Axes: Bold as Love and Hate
The gay-friendly empire is striking back. A resistance is underway. An alliance has been formed between rabbis of all three major non-orthodox branches of Judaism — conservative, reform and reconstructionalist — and Jerusalem’s Gay and Lesbian Center to support the international gay pride parade scheduled for this August as a “‘basic democratic right.'” In supporting […]
The gay-friendly empire is striking back. A resistance is underway. An alliance has been formed between rabbis of all three major non-orthodox branches of Judaism — conservative, reform and reconstructionalist — and Jerusalem’s Gay and Lesbian Center to support the international gay pride parade scheduled for this August as a “‘basic democratic right.'” In supporting the controversial parade, these allies may take on the other surprise alliance that sprung up last month between conservative Jews, Muslims, Catholics and evangelical Christians who put their homophobia disapproval of homosexual behavior above petty theological differences. Explained one Team Rainbow rabbi, Ehud Bandel, “‘I come here in the wake of the strange coalition of leaders that was brought together by intolerance, extremism, and fanaticism,'” and others referred to the conservative coalition as an “‘unholy alliance‘” of religious leaders misusing their authority to support bigotry over justice.

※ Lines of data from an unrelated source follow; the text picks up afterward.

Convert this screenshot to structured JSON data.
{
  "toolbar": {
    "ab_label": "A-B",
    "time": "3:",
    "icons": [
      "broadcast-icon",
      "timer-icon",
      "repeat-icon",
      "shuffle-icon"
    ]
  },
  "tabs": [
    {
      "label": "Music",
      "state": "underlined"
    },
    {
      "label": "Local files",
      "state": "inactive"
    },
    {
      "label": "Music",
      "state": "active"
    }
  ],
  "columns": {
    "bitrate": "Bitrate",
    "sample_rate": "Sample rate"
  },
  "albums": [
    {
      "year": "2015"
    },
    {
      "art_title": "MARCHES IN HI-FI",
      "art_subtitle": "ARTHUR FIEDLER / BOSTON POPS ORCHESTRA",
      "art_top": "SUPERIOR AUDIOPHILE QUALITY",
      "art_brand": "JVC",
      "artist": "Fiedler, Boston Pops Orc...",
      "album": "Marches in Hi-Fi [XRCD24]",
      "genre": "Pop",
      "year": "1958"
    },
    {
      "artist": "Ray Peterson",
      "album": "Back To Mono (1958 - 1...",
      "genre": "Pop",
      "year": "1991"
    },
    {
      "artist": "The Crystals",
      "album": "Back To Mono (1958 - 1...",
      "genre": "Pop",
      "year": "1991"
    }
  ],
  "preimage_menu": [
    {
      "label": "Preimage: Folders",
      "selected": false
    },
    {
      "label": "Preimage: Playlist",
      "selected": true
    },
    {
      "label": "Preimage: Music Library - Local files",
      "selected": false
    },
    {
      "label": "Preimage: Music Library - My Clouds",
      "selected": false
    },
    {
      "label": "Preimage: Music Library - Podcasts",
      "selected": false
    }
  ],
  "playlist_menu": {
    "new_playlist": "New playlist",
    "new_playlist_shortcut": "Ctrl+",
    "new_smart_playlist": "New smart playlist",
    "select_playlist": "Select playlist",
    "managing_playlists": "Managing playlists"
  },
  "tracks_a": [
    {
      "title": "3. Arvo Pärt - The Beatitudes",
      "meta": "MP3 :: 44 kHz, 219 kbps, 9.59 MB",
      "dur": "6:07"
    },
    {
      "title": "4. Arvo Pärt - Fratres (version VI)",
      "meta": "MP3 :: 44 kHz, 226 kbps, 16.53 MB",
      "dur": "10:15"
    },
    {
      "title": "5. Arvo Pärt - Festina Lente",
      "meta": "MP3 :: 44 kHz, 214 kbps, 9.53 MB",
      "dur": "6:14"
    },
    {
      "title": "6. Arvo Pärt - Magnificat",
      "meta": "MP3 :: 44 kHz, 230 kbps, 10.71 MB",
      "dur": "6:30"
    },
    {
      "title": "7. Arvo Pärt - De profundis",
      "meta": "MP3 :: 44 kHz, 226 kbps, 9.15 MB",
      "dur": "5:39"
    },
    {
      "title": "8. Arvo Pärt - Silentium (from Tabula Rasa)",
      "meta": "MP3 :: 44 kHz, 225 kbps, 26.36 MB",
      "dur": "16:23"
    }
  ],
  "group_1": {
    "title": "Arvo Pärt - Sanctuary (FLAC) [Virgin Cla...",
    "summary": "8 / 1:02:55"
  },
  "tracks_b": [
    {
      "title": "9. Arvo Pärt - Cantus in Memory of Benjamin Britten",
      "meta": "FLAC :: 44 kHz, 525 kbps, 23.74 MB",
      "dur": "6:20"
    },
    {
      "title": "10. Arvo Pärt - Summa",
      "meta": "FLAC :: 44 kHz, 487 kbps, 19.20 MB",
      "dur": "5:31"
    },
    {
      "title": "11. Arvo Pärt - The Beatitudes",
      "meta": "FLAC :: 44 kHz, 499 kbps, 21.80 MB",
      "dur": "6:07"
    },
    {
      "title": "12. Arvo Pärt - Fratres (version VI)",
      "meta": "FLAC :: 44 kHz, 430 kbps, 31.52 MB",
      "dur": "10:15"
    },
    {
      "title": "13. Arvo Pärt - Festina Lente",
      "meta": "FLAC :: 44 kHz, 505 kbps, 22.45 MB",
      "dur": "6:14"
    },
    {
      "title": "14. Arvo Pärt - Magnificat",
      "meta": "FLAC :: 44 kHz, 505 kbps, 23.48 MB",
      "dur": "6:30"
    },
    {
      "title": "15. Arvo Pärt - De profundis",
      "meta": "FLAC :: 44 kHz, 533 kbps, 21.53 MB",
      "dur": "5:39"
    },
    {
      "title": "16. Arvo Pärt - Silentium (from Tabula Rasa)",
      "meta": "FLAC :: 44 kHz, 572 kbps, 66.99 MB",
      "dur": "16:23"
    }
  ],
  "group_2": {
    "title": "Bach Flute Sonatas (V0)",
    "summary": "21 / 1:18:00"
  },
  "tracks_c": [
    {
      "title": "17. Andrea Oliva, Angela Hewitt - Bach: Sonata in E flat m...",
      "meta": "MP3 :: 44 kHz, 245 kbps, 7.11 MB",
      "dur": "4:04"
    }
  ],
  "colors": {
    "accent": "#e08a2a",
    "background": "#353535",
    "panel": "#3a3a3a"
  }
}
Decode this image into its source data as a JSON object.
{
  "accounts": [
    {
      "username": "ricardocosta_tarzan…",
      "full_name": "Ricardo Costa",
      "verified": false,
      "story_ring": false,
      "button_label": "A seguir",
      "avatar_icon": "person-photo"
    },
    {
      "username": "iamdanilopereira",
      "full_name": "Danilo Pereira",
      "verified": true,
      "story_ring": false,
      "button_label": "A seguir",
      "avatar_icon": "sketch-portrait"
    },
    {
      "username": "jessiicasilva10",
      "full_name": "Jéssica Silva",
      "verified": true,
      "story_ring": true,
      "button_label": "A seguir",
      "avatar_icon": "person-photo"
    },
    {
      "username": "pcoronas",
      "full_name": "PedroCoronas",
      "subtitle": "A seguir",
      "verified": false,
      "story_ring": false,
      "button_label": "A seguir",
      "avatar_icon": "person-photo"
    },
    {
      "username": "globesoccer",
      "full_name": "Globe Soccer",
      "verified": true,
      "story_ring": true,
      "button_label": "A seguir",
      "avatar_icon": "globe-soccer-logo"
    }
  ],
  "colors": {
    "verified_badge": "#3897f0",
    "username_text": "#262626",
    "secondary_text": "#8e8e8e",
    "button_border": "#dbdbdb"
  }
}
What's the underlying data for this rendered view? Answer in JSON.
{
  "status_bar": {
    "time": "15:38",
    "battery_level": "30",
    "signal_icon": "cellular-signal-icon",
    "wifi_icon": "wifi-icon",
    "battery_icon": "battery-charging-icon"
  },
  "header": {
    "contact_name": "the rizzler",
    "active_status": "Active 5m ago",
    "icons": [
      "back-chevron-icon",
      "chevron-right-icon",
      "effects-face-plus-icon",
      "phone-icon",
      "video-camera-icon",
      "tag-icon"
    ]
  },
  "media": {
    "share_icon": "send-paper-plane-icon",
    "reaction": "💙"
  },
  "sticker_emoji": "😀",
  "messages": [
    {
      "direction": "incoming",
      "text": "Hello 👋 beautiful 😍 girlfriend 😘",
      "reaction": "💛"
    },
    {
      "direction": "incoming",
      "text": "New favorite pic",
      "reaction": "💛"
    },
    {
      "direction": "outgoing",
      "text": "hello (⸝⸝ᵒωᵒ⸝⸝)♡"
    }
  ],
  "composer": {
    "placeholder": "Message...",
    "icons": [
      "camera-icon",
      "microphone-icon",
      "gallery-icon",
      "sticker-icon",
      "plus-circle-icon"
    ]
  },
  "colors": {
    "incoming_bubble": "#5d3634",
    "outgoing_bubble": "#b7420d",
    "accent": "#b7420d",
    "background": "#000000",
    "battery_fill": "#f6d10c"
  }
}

Team Hetero member, Rabbi Yehuda Levin, countered that the liberal rabbis were turning Judaism upside down and travelling “‘from holiness to paganism.'” Who’ll win the showdown is hard to say — the police are ultimately in charge of deciding whether the parade, planned for the same week as the Gaza pullout, will go on — but The Jerusalem Post seems to be leaning in the direction of public opinion — 3/4 of which is opposed to the event — by devoting the majority of its article to rebuttals from conservatives, and labelling a photo of past parade participants with the curious choice of terminology, “homo-lesbian community.” But perhaps that’s a cultural misunderstanding on our part, and in Jerusalem, “homo” is an accepted, unoffensive regionalism, and not a 7th-grade smear that’s unfit for use in a respectable publication.